Thursday, July 12, 2007

Musharraf's fate hangs on knife edge

Musharraf's fate hangs on knife edge
Emergence of Islamic militants at Red Mosque `goes to the heart of Pakistan's unresolved issues'
Olivia Ward: the Toronto Star - July 11, 2007

Bullets are flying, casualties mounting, but whose heads will roll?

The siege of the Red Mosque in Islamabad raged on yesterday as government forces battled heavily armed militants who holed up there with dozens of hostages. Abdul Rashid Ghazi, the radical cleric who led the extremists, was killed.

But in spite of Pakistani President Pervez Musharraf's widely welcomed move to end a wave of violence by Islamic extremists, his future, and the country's, is balanced on a knife edge.

"This goes to the heart of Pakistan's unresolved issues," says Kamran Bokhari, Toronto-based Middle East regional director for Strategic Forecasting Inc. "After 60 years people are confused and they don't know which way to go. Is Pakistan supposed to be a religious or a secular state?"

Musharraf, an avowed secularist, has scored points with the West by joining the "war on terror" against Islamic militants, and positioning himself as a bulwark against extremism in the region.

But he has also been accused of using the Islamists to create an enemy that justifies his role as a military strongman. And with an election in the offing, he faces an increasingly determined political opposition, prompting rumours that he will declare a state of emergency and cancel the poll.

"Dictatorship, in my view, fuels extremism rather than contains it, and nothing proves that more than the emergence of the Red Mosque complex in the last five years in Islamabad," former prime minister Benazir Bhutto said yesterday in London.

And she told Britain's Sky News Television, if Musharraf "rigged elections" to stay in power another five years, "we could really be facing the spectre of an Islamist takeover of Pakistan."

Although Bhutto and many ordinary Pakistanis backed the mosque siege, Musharraf fears that opinion could turn sharply against him with an onslaught of media images of dead and wounded people. Hospitals treating casualties have been barred to journalists, amid rumours that those who tried to enter would be shot.

Yet the militants who turned the Red Mosque into their headquarters have struck fear into the capital for six months, and emotions ran high against them.
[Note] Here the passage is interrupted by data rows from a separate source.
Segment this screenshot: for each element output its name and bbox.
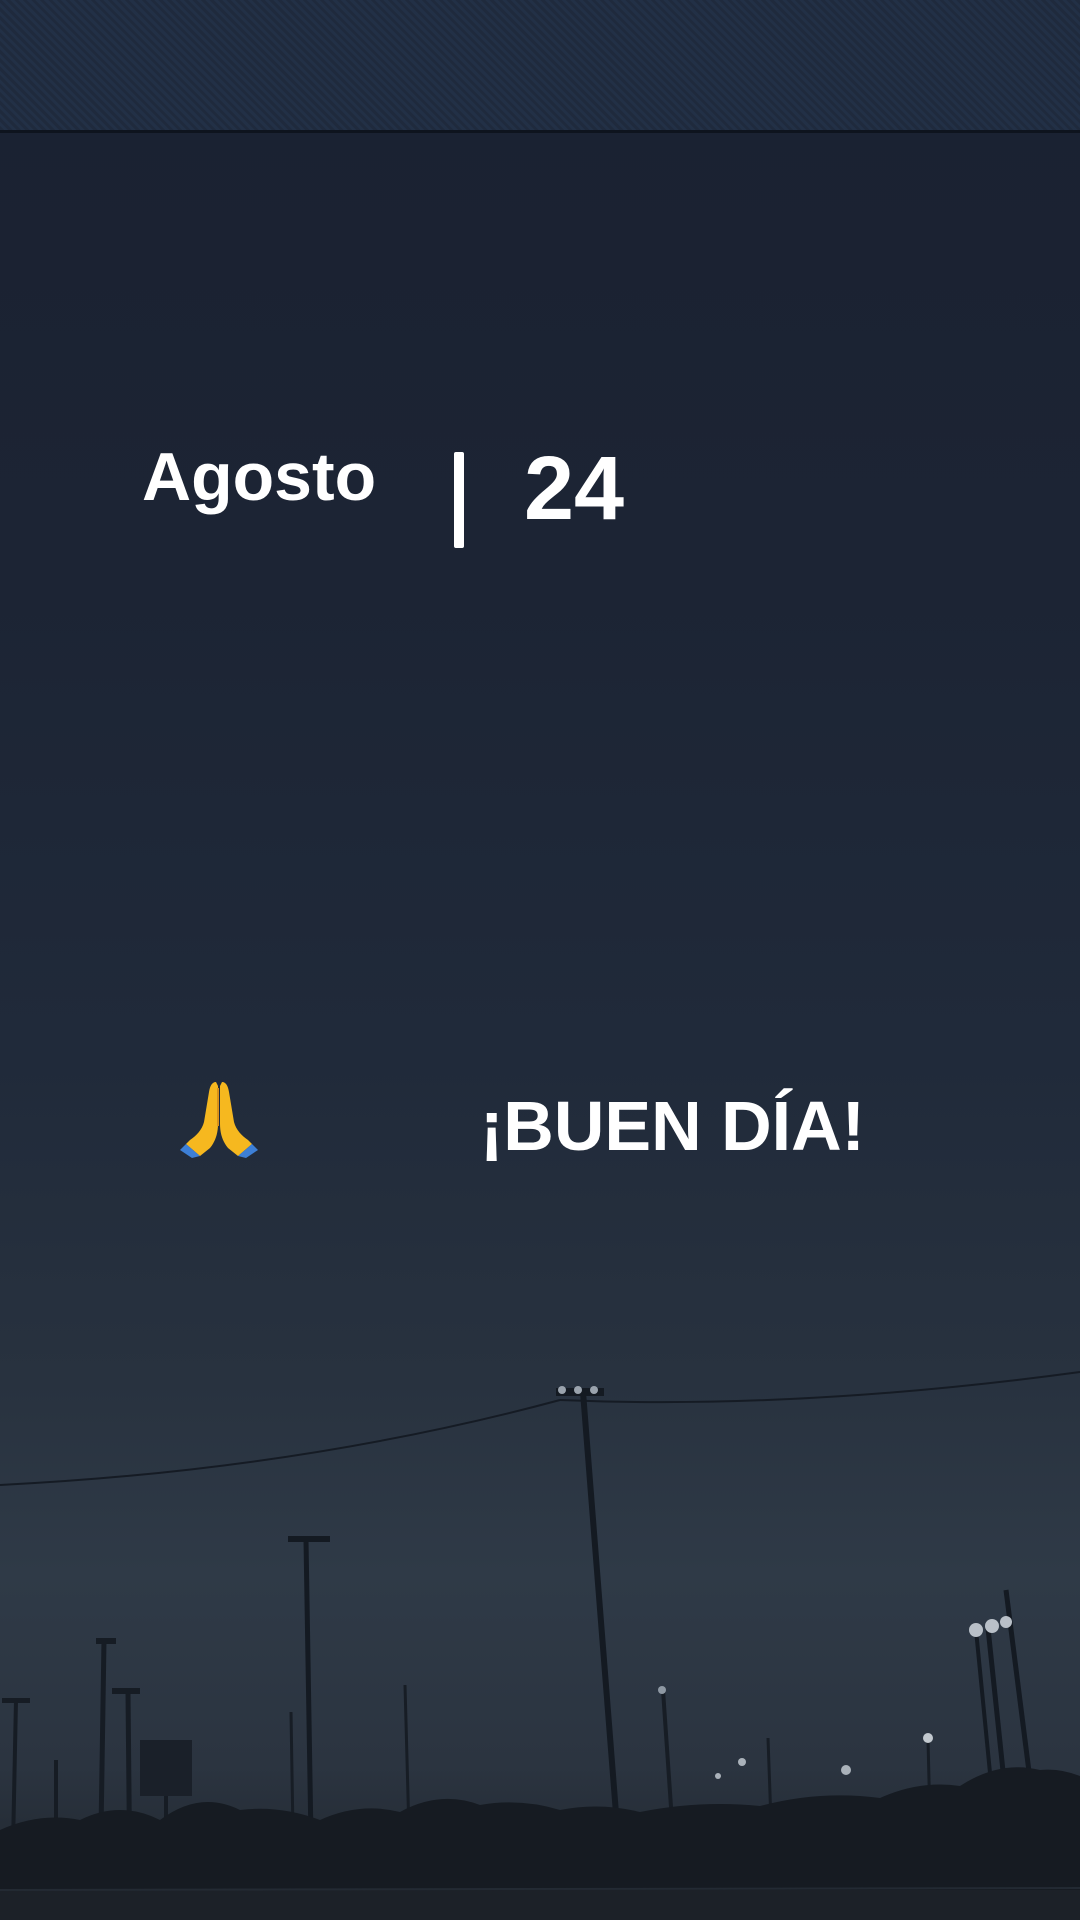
month-label: Agosto: [142, 439, 377, 515]
date-divider: [454, 452, 464, 548]
greeting-text: ¡BUEN DÍA!: [480, 1087, 865, 1165]
praying-hands-icon: [180, 1082, 258, 1158]
top-banner: [0, 0, 1080, 133]
day-number: 24: [524, 439, 625, 539]
story-background: Agosto 24 ¡BUEN DÍA!: [0, 0, 1080, 1920]
field-lights-silhouette: [0, 1371, 1080, 1920]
Enforcing their version of strict sharia law with Taliban-like "morality squads," they threatened music stores and even police, while women accused of running brothels were kidnapped.

"Musharraf should have moved against them six months ago," says Karamatullah Ghori, a Toronto-based commentator and retired Pakistani diplomat.

"Women of the madrassa (religious school) took over a children's library right in the heart of the capital, and there was no challenge from the government."

But while Musharraf wrestled with the odds on a bloodbath – and a wave of suicide bombings – if the mosque was stormed, powerful religious parties, clerics and Pakistan's supreme court called for restraint and negotiation.

The brief abduction of seven Chinese women accused of prostitution, meanwhile, angered China, a valuable economic ally. The women were released last month, but three Chinese workers were killed this week in Peshawar.

As the siege winds down, Musharraf faces embarrassing questions at home, including how a group of radical students and clerics managed to stockpile a huge arsenal and dig a tunnel under the mosque without notice. Religious parties may also take their supporters to the street to protest the siege, and violence could escalate.

"Everything depends on what happens in the next few days," says Bokhari.

"This wasn't the work of a few ragtag mullahs whose cousins happen to have a few AK-47s."

The unruly tribal areas of Pakistan's borders are home to many extremist sympathizers, says Hassan Abbas, a research fellow of Harvard University's Belfer Center and former police official who worked in the area. "Every day in those areas there are new attacks. If it continues it could take things to an entirely different level."

He pointed out Musharraf has yet to face the crisis brought about by his suspension of Supreme Court Chief Justice Iftikhar Choudhry, a challenge to judicial independence. Blocking of rallies in support of the popular Choudhry threw the country into turmoil before the mosque siege.

"Musharraf is losing support, and anyone who stands for him at this hour will lose," says Abbas. "In the heat of summer people are angry and frustrated, and they blame him. I see no indication that his tough action will bring stability. It will be a miracle if he gets through it unscathed."